UFRJ/HUCFF - Hospital Universitário Clementino Fraga Filho (RJ) — Prova 2025
A patologia relacionada ao pseudomixoma peritoneal é:
Pseudomixoma peritoneal = disseminação de neoplasia mucinosa (mais comum do apêndice) na cavidade abdominal.
O pseudomixoma peritoneal é uma condição rara caracterizada pelo acúmulo de material mucinoso gelatinoso na cavidade peritoneal. A causa mais comum é a ruptura de uma neoplasia mucinosa de baixo grau do apêndice, que libera células produtoras de mucina que se implantam no peritônio.

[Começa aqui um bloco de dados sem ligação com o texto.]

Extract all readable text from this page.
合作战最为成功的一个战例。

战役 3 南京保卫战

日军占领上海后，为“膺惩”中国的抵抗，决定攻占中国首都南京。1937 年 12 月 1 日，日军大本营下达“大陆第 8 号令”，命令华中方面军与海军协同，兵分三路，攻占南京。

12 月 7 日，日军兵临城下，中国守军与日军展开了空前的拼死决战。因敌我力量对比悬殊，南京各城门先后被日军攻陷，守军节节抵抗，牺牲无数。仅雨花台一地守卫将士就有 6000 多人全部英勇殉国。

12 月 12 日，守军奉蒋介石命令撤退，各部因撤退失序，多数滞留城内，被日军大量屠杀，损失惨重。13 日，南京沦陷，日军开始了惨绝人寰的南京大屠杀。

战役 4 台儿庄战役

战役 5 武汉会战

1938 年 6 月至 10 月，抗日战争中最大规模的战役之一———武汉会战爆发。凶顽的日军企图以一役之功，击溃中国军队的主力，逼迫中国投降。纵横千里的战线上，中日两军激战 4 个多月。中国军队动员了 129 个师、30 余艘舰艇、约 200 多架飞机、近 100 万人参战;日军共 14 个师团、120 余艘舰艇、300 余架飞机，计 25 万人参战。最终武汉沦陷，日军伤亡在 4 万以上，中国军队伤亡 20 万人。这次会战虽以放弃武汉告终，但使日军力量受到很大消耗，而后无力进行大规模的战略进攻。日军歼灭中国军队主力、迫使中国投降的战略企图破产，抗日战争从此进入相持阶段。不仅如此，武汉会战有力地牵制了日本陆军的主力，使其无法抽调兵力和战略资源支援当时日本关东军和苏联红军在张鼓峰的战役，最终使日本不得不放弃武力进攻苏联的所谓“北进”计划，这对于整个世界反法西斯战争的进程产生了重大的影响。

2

O pseudomixoma peritoneal (PMP) é uma condição rara e complexa, caracterizada pelo acúmulo de material mucinoso gelatinoso na cavidade peritoneal, que pode levar a distensão abdominal, dor e disfunção de órgãos. Embora possa ter diversas origens, a patologia mais frequentemente associada e considerada a causa primária na maioria dos casos é a neoplasia mucinosa do apêndice cecal, geralmente de baixo grau. A fisiopatologia envolve a ruptura de uma neoplasia mucinosa apendicular, que libera células epiteliais produtoras de mucina na cavidade peritoneal. Essas células se implantam no peritônio e continuam a produzir mucina, levando ao acúmulo progressivo e à formação de implantes gelatinosos. Outras fontes menos comuns incluem tumores mucinosos de ovário, cólon ou pâncreas. O diagnóstico é frequentemente incidental ou após o aparecimento de sintomas inespecíficos. A tomografia computadorizada é essencial para avaliar a extensão da doença. O tratamento é desafiador e geralmente envolve uma abordagem combinada de citorredução cirúrgica completa (remoção de todo o tumor visível) e quimioterapia intraperitoneal hipertérmica (HIPEC), que visa eliminar células tumorais microscópicas residuais. O prognóstico depende da extensão da doença e da capacidade de citorredução completa.
É uma condição rara caracterizada pelo acúmulo progressivo de material mucinoso gelatinoso na cavidade peritoneal, resultante da ruptura de um tumor produtor de mucina, que se espalha pelo peritônio.
A causa mais comum é a ruptura de uma neoplasia mucinosa de baixo grau do apêndice cecal, que libera células epiteliais produtoras de mucina na cavidade peritoneal.
O tratamento padrão é a citorredução cirúrgica completa, que envolve a remoção de todo o tumor visível, seguida frequentemente por quimioterapia intraperitoneal hipertérmica (HIPEC) para eliminar células microscópicas residuais.